The amount of capability a well designed Postgres instance can output is insane. I’ve seen a single vertically scaled Postgres instance compete with 100+ node Spark clusters on computations.

2 comments

Exactly, but it goes a lot further than RDBMSs. For example does the application expect that all items on a queue will be processed? If so then you need a durable queue and Redis probably isn't a good idea, and this will likely reduce the throughput of the queue which might change how it needs to be used.

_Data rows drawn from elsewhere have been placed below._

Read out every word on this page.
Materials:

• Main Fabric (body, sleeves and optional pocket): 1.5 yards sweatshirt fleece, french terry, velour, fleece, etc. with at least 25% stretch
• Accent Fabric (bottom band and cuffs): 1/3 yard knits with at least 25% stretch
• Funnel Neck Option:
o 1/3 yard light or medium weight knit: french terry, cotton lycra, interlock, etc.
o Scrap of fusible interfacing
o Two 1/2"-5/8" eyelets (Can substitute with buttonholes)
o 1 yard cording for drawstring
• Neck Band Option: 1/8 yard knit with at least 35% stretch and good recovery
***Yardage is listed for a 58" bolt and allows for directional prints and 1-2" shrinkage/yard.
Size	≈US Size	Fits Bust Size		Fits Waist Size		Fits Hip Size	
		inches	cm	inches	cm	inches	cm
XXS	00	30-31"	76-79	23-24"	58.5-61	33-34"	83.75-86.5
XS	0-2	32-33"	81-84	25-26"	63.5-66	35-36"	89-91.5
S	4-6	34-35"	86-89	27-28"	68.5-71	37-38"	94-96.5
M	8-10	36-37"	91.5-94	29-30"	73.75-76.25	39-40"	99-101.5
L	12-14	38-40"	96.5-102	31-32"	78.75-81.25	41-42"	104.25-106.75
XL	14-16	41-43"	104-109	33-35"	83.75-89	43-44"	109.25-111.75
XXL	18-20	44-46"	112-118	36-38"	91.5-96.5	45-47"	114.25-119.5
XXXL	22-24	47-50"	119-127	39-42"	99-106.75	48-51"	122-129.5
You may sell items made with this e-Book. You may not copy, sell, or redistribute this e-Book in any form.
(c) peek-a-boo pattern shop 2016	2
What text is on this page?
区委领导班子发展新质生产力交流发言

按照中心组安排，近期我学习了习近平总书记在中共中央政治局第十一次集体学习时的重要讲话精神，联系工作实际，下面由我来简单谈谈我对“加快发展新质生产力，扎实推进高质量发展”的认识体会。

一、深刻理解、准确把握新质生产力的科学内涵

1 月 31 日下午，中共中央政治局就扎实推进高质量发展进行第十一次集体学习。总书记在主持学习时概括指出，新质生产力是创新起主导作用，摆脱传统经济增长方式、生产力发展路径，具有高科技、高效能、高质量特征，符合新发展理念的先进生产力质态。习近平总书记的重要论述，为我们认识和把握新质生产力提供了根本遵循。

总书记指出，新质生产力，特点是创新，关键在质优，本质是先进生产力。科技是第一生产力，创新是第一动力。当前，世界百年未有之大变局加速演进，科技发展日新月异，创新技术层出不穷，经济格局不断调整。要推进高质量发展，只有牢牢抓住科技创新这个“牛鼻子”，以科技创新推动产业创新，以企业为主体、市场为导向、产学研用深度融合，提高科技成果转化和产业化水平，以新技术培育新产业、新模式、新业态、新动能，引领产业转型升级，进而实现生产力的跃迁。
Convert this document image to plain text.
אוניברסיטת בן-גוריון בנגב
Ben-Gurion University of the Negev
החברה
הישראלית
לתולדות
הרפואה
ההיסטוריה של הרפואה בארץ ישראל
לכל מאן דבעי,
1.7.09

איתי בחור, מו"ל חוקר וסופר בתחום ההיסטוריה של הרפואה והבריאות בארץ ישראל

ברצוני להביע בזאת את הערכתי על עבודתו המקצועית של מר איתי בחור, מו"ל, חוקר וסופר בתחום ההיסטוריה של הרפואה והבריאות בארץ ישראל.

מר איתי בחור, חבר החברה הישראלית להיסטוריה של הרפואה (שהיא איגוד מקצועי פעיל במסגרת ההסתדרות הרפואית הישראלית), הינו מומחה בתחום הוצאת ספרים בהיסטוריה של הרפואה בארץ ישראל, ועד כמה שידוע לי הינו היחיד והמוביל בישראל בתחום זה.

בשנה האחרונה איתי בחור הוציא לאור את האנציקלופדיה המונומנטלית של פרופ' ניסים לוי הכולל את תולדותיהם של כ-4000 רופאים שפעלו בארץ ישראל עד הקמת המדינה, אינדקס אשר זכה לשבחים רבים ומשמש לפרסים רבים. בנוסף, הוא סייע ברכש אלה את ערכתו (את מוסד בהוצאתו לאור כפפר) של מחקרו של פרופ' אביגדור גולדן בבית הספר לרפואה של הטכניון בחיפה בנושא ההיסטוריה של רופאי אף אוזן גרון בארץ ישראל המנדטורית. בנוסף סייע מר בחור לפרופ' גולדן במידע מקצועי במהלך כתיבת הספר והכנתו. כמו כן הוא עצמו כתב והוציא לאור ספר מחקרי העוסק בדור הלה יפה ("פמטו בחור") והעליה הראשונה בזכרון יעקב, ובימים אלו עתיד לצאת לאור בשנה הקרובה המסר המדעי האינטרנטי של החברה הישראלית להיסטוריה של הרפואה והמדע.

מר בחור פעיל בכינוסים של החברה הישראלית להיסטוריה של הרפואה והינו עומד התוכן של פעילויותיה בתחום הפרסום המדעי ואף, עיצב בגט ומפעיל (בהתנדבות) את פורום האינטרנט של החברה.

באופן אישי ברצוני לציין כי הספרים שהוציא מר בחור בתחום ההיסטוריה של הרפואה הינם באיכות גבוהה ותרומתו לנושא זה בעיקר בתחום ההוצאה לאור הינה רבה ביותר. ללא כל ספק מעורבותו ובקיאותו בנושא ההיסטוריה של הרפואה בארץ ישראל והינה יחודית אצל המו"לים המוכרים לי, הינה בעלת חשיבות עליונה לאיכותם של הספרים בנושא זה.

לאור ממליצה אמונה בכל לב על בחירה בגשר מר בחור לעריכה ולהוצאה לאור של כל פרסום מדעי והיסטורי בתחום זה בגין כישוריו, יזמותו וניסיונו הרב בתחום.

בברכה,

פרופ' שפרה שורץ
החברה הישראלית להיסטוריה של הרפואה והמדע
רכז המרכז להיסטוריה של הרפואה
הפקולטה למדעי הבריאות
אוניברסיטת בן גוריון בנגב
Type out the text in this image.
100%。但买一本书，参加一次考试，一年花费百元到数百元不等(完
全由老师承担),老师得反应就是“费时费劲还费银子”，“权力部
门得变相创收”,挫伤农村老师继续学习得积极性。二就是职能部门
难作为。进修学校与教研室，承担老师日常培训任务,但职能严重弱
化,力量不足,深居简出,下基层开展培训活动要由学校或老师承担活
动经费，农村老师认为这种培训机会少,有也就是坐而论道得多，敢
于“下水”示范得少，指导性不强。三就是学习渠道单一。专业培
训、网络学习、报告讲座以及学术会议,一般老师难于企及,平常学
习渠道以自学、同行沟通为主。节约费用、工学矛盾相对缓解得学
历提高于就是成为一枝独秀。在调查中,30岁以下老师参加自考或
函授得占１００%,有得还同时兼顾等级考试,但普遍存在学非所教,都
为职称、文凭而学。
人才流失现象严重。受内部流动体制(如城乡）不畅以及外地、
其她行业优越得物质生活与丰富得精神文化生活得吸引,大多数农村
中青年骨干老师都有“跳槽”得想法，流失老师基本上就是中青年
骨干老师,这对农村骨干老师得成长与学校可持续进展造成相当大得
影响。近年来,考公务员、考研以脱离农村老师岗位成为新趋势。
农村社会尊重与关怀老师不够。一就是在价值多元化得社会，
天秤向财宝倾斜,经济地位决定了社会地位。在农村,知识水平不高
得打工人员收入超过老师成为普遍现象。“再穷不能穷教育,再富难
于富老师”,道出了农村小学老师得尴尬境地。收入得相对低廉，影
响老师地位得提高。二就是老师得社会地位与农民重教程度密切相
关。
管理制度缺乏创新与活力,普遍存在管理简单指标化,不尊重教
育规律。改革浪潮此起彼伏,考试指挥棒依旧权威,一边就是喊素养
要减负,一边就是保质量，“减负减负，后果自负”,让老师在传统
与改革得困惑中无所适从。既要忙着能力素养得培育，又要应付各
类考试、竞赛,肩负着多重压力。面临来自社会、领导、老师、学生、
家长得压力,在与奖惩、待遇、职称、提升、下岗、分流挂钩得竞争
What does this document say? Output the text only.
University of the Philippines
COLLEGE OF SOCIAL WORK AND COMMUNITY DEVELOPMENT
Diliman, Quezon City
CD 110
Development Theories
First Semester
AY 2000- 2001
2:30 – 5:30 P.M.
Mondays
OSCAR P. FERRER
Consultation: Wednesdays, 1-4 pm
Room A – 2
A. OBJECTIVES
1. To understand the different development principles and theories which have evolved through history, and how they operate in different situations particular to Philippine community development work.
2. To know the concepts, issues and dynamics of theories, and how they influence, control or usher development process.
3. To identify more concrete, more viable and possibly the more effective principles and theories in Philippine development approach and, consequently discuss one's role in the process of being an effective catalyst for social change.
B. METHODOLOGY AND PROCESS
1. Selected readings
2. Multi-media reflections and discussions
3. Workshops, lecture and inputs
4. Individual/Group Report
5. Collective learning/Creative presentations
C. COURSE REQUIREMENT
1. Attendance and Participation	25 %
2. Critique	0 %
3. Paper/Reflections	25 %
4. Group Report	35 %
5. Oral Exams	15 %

One I've been bitten by several times is expecting APIs to allow me to read-my-writes, only to find that their underlying data store is eventually consistent. The integration point/API client on our end may end up being twice as complex or more just to handle that.

> 9 times out of 10 you probably want an RDBMS.

And the last 1 can be done (modeled) in a RDBMS when the scale/pressure/volume is low. In other words, wait until you feel the heat.

Yeah, Postgres off the top of my head does NoSQL (JSONB), graph and time series stuff either natively or through some cheap or freely available add ons. It really can do anything. It’s not gonna be the best at that non-relational stuff, but it will do a “good enough” job for most use cases until you introduce heavy scaling.